Share Redemption Program
In accordance with the Company’s share redemption program, after such time as the Board has determined a reasonable estimate of the value of the Company’s shares, the per share redemption price (other than for shares purchased pursuant to the Plan) will depend on the length of time the redeeming stockholder has held such shares as follows: after one year from the purchase date, 95% of the most recent estimated value of each share; after two years from the purchase date, 97.5% of the most recent estimated value of each share; and after three years from the purchase date, 100% of the most recent estimated value of each share. The redemption price for shares purchased pursuant to the Plan will be 100% of the most recent estimated value of each share. As a result of the Board’s determination of an estimated value of the Company’s shares of common stock, the estimated per share value of $9.70, as of August 31, 2015, shall serve as the most recent estimated value for purposes of the share redemption program, effective October 1, 2015, until such time as the Board provides a new estimated share value.

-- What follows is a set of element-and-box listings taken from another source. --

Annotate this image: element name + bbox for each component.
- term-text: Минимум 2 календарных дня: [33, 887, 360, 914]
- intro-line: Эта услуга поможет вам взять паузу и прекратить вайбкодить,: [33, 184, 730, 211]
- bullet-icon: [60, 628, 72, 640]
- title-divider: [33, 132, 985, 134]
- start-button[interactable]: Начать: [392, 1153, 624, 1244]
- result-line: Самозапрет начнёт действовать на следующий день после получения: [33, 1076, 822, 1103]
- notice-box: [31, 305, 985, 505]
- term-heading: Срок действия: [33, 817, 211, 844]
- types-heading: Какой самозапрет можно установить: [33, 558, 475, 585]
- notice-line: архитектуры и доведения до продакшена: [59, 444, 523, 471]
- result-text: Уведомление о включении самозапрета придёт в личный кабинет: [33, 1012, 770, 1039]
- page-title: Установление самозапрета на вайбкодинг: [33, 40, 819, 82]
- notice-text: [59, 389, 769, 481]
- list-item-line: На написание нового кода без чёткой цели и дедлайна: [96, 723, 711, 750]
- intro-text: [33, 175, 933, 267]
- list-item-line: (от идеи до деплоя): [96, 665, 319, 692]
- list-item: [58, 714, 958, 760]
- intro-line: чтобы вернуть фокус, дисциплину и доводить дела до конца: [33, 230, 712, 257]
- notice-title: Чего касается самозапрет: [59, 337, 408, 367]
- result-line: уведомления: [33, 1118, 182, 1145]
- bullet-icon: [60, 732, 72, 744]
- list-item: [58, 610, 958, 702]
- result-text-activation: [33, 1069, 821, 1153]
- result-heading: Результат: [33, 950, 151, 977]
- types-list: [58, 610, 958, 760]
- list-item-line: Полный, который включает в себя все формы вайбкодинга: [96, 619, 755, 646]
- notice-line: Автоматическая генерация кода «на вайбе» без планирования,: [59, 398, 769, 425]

Certain statements contained in this Current Report on Form 8-K, other than historical facts, may be considered forward-looking statements within the meaning of Section 27A of the Securities Act of 1933, as amended (the “Securities Act”), and Section 21E of the Securities Exchange Act of 1934, as amended (the “Exchange Act”). These statements include, but are not limited to, statements related to the Company’s expectations regarding the performance of its business and the estimated net asset value per share of the Company’s common stock. Duff & Phelps relied on forward-looking information, some of which was provided by or on behalf of the Company, in preparing its valuation materials. Therefore, neither such statements nor Duff & Phelps’s valuation materials are intended to, nor shall they, serve as a guarantee of the Company’s performance in future periods. You can identify these forward-looking statements by the use of words such as “outlook,” “believes,” “expects,” “potential,” “continues,” “may,” “will,” “should,” “seeks,” “approximately,” “projects,” “predicts,” “intends,” “plans,” “estimates,” “anticipates” or the negative version of these words or other comparable words. Such forward-looking statements are subject to various risks and uncertainties, including those described under the section entitled “Risk Factors” in the Company’s Annual Report on Form 10-K for the year ended December 31, 2014, as updated by the Company’s subsequent Quarterly Reports on From 10-Q for the periods ended March 31, 2015, and June 30, 2015, filed with the U.S. Securities and Exchange Commission. Accordingly, there are or will be important factors that could cause actual outcomes or results to differ materially from those indicated in these statements. These factors should not be construed as exhaustive and should be read in conjunction with the other cautionary statements that are included in this Current Report on Form 8-K and in the Company’s other filings with the SEC. The Company undertakes no obligation to publicly update or revise any forward-looking statement, whether as a result of new information, future events, or otherwise. Actual events may cause the value and returns on the Company’s investments to be less than that used for purposes of the Company’s estimated value per share.
Financial Statements and Exhibits.
Letter to Company stockholders and to broker-dealers and financial advisors dated September 28, 2015.
Valuation brochure to broker-dealers and financial advisors dated September 28, 2015.
Press release dated September 28, 2015.
Pursuant to the requirements of the Securities Exchange Act of 1934, as amended, the registrant has duly caused this report to be signed on its behalf by the undersigned hereunto duly authorized.
Dated: September 28, 2015
COLE CREDIT PROPERTY TRUST IV, INC.
/s/ Simon J. Misselbrook
Simon J. Misselbrook
Chief Financial Officer and Treasurer
(Principal Financial Officer)
Letter to Company stockholders and to broker-dealers and financial advisors dated September 28, 2015.
Valuation brochure to broker-dealers and financial advisors dated September 28, 2015.
Press release dated September 28, 2015.